Unlike traditional coins that are decentralized, a central bank digital currency (CBDC) is managed by the official monetary authority of a country. Like fiat, it has stored value and carries a unique serial number to prevent offenders from imitating them.
While governments have flirted with the idea of issuing a CBDC, no country has released it just yet. Full implementation would take some time, but it’s good to know what Central Bank Digital Currencies can bring to the table and to understand the potential impact of CBDCs.
Key Concepts and Features
1. Enables public access
In case cash access is limited or suddenly phased out, it’s good to know that the public can easily access a CBDC. While it’s unlikely that cash use will be abolished entirely, CBDCs can also be used as a kind of digital banknote. Eventual adoption will mean ease of use and that both modes of payments are officially recognized by governing bodies.
2. Improves payment systems
CBDCs can improve the overall performance of payment systems. Streamlining to a digital platform will make transactions faster, guarantee user security, and cut money production costs.
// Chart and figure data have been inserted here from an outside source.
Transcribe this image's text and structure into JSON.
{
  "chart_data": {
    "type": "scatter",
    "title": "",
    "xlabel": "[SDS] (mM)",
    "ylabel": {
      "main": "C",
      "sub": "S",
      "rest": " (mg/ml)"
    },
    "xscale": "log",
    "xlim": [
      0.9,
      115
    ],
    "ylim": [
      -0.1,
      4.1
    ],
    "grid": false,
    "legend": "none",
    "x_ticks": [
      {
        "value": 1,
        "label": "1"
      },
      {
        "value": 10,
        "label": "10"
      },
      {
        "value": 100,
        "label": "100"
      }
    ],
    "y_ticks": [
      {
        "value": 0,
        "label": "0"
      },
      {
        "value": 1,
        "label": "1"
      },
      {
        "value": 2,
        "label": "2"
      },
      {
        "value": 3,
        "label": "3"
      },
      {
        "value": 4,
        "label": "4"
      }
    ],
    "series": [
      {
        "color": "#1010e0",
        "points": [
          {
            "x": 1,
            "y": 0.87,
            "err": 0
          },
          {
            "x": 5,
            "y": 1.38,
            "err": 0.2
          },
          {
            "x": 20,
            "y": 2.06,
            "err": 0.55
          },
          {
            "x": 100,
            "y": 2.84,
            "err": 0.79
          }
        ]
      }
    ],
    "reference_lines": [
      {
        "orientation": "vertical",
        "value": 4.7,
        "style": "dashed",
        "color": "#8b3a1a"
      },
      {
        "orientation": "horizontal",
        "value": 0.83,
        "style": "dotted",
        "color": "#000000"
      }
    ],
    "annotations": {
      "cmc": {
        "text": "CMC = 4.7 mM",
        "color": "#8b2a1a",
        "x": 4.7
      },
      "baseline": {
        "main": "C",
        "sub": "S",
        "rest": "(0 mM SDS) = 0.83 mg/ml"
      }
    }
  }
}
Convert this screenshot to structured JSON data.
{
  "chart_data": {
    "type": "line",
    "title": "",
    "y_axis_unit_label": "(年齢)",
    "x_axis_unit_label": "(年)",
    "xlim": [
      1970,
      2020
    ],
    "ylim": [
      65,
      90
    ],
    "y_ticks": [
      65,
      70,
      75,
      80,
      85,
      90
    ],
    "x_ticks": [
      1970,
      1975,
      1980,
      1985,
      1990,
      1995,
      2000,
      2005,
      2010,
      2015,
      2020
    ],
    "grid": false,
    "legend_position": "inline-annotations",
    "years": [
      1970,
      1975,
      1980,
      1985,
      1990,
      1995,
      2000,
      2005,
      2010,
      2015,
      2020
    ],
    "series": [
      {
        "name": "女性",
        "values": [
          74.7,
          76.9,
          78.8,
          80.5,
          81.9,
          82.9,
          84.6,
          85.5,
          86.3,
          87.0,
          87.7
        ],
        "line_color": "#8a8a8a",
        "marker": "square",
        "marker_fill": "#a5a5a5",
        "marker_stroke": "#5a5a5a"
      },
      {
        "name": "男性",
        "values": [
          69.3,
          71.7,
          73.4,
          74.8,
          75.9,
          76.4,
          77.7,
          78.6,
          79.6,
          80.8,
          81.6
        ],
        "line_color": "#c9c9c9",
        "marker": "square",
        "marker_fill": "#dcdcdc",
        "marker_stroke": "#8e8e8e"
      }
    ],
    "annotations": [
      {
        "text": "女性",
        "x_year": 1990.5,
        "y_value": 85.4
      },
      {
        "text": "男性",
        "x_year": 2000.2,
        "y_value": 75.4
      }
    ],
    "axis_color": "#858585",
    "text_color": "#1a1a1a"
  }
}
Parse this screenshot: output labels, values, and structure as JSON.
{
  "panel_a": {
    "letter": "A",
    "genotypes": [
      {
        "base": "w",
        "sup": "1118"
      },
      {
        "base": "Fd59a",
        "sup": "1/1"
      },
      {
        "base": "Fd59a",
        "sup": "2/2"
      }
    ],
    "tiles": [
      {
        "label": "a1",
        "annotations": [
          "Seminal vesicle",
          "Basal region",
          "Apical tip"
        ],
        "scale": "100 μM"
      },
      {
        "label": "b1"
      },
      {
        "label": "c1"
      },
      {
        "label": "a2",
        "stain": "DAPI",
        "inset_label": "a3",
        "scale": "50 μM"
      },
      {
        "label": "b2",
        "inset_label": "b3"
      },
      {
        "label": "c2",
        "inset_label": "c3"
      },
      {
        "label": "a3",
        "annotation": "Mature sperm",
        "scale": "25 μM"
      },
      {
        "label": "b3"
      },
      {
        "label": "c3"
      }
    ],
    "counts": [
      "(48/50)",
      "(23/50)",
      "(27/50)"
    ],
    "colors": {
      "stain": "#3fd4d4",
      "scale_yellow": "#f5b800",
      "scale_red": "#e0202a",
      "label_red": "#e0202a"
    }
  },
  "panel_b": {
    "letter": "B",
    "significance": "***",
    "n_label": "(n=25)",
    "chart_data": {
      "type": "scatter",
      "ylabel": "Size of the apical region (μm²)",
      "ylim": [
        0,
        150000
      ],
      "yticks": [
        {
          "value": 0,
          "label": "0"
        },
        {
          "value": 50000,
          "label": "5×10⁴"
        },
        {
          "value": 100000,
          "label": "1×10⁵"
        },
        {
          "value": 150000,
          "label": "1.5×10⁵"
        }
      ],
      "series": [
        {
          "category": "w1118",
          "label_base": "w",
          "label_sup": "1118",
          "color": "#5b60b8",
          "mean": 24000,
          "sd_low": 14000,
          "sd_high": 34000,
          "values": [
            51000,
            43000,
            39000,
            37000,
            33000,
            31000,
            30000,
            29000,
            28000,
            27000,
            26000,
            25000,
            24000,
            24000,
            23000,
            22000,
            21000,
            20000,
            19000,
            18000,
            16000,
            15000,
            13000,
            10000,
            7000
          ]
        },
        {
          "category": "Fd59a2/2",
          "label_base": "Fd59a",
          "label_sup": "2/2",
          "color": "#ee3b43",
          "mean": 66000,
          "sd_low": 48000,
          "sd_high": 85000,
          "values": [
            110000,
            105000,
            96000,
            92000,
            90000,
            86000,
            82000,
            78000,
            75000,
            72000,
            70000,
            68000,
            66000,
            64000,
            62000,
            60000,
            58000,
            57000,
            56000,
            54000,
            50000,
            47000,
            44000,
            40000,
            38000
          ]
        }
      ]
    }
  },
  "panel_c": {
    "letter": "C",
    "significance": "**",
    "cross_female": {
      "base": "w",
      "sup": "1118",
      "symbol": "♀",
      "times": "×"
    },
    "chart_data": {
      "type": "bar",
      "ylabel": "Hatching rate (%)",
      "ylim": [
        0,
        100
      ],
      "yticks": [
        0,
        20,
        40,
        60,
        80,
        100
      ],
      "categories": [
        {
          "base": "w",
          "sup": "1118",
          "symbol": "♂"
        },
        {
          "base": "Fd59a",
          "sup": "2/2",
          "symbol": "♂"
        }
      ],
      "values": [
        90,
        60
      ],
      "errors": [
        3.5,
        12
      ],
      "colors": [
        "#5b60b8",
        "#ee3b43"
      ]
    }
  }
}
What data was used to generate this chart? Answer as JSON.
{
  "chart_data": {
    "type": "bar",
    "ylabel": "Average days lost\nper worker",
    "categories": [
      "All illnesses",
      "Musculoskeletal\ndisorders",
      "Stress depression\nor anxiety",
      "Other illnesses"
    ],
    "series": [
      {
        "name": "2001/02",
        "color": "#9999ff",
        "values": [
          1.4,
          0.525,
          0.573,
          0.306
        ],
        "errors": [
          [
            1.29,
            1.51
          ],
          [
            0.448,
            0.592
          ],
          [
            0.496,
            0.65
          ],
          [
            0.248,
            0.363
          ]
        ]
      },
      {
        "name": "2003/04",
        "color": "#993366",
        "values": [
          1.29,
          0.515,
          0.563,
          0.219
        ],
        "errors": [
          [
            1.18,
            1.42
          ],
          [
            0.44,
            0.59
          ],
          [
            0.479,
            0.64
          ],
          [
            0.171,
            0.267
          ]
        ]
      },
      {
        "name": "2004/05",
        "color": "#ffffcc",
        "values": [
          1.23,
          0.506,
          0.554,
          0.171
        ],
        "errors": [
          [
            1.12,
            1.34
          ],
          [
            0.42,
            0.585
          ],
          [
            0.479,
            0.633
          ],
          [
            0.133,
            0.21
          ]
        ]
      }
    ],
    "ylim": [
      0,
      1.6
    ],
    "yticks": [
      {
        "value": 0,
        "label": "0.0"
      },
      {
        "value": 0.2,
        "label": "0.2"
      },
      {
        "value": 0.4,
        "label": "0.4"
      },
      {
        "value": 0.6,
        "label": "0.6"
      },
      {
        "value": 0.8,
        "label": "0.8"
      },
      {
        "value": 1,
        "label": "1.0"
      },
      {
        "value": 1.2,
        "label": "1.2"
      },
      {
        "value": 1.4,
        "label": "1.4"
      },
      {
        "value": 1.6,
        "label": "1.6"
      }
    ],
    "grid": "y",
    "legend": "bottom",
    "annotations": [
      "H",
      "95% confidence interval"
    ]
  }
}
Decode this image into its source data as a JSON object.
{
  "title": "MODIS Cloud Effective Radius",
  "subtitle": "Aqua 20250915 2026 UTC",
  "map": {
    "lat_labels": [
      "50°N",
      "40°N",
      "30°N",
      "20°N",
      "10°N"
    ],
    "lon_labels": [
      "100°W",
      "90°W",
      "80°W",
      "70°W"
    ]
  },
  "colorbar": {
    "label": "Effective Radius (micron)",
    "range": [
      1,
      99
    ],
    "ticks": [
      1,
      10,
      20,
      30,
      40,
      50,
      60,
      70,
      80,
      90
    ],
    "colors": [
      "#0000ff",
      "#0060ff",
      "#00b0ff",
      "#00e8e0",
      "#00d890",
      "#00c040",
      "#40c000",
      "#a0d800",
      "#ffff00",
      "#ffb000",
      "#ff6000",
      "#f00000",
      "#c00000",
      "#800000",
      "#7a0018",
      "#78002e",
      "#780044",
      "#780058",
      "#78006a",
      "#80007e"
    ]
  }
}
Exchanging through a digital platform can also allow governments to remove low-denomination coins, like the penny in the United States. In April 2017, the Bank of Korea initiated a coinless society trial, allowing customers to receive change in prepaid cards instead of coins. This experiment has proved beneficial for the country, allowing it to save up to 53.7 billion Won on coin production.
While nothing is set in stone, the mainstream use of CBDCs can have a similar effect on a nation’s economy.
3. Faster transition to less use of cash
Cash use has significantly declined due to the introduction of credit cards, financial applications, and other digital tools. While a CBDC may not completely end the use of coins and bills, it will further promote electronic transactions. Both businesses and consumers can significantly benefit from this because digital exchanges provide increased convenience and security.
4. Secures cross-border payments
International transactions can be costly since manual data entry, interbank mediation, and other constraints can expose users to unwanted fees and settlement risk. Fortunately, a CBDC can eliminate time lags and other limitations thanks to its ability to identify transactions in real-time.
By reducing processing time and cutting costs, CBDCs can make cross-border payments more efficient.
5. Introduction of new technology
Now that we live in a fast-paced and technologically-advanced age, new technologies are constantly emerging. Similar to how Bitcoin and cryptocurrency have paved the way for advancements in the finance sector, the introduction of CBDC will inevitably bring about other innovations.
With the world gearing towards digitization, relevant agencies will need to find ways to support its use.
So far, no country has officially launched a CBDC. There are still various issues within the cryptocurrency industry that need to be addressed, and more research is required to predict its impact on the finance and banking sector.
The idea of CBDCs has gained traction, and many financial institutions have conducted studies to determine their overall usability. With the features mentioned above, consumers, brands, and authoritative agencies have a lot to be excited about. However, only time will determine what its economic and societal implications will be.